Man guilty of bashing homicide

Police are standing by their decision to press murder charges against young two men over the bashing death of Wellington journalist Phillip Cottrell despite one being found guilty of the lesser charge of homicide and the second acquitted.

Nicho Waipuka, 20, was adjudged guilty of homicide by a jury on Monday following two weeks of a murder trial in the High Court at Wellington.

His co-accused Manuel Robinson, 18, was cleared of both murder and homicide charges after the seven women and five men deliberated for more than six hours.

Waipuka will be sentenced in February, while Robinson was ushered from a court side entrance into a waiting vehicle, driven by a bandana-wearing man, soon after the verdict was delivered around 5pm.

Lawyers for Waipuka and Robinson didn't comment to waiting media outside the court. Nor did their family members, who had attended every day of the trial.

Police laid murder charges following the death of Mr Cottrell, who was attacked on December 10 last year while walking home from an overnight shift at Radio New Zealand.

He was found in his pooling blood in Boulcott Street and his skull had been fractured into 20 pieces.

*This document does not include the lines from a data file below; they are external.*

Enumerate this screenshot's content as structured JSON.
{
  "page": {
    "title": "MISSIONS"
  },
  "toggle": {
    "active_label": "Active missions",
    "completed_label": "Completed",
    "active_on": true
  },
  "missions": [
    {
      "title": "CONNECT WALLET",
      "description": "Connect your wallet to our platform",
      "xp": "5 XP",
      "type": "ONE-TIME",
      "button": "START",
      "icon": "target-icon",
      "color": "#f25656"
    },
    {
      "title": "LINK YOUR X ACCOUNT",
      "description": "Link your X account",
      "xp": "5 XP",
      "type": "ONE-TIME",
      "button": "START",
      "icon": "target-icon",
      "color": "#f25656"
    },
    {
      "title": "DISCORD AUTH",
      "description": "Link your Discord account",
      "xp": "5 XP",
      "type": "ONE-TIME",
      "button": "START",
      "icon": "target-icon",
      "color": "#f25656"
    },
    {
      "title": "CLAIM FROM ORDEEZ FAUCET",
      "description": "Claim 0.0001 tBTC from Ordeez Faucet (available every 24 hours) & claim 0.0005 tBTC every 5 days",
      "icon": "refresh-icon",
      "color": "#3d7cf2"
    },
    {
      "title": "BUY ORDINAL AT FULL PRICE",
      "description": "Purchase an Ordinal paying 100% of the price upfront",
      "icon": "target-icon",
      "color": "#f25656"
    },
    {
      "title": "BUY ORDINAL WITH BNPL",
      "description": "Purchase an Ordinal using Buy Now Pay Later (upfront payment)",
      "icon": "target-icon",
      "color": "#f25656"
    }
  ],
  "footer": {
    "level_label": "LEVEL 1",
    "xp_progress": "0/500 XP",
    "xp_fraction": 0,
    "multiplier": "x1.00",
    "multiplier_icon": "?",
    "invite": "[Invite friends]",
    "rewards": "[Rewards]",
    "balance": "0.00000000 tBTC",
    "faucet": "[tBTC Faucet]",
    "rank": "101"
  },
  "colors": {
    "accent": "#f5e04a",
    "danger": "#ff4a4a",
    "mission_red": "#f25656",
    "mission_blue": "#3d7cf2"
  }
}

The English-born journalist suffered from a brittle bone condition and he died from his brain injuries in hospital the next day.

Waipuka and Robinson were identified through security camera footage and picked up over the next few days.

Waipuka, who had taken $ 80 in cash and tried to use Mr Cottrell's credit card, admitted punching his victim once, but Robinson said he was on the other side of the road at the time.

More than 800 pages of evidence were presented at the trial and 68 witnesses called.

However, some of Robinson and Waipuka's associates recanted on the statements they had given to police.

The Crown argued Waipuka and Robinson had not deliberately murdered Mr Cottrell but despite knowing he could die, still attacked him, and that Robinson was at least party to the attack.

Detective Senior Sergeant Scott Miller told media outside court on Monday he was disappointed with the sole homicide verdict, but accepted the decision.

However, he didn't believe police should have accepted Waipuka's offer, in March, to plead guilty to the homicide charge if the murder allegation was dropped.

"I think with the investigation, the evidence we had, particularly around the admissions of both accused, it just needed to go to the jury."

Police had to arrest five or six witnesses to get them to appear during the trial, only to have them change their statements in the stand, which made it "complex", he said.

He didn't think an appeal was likely.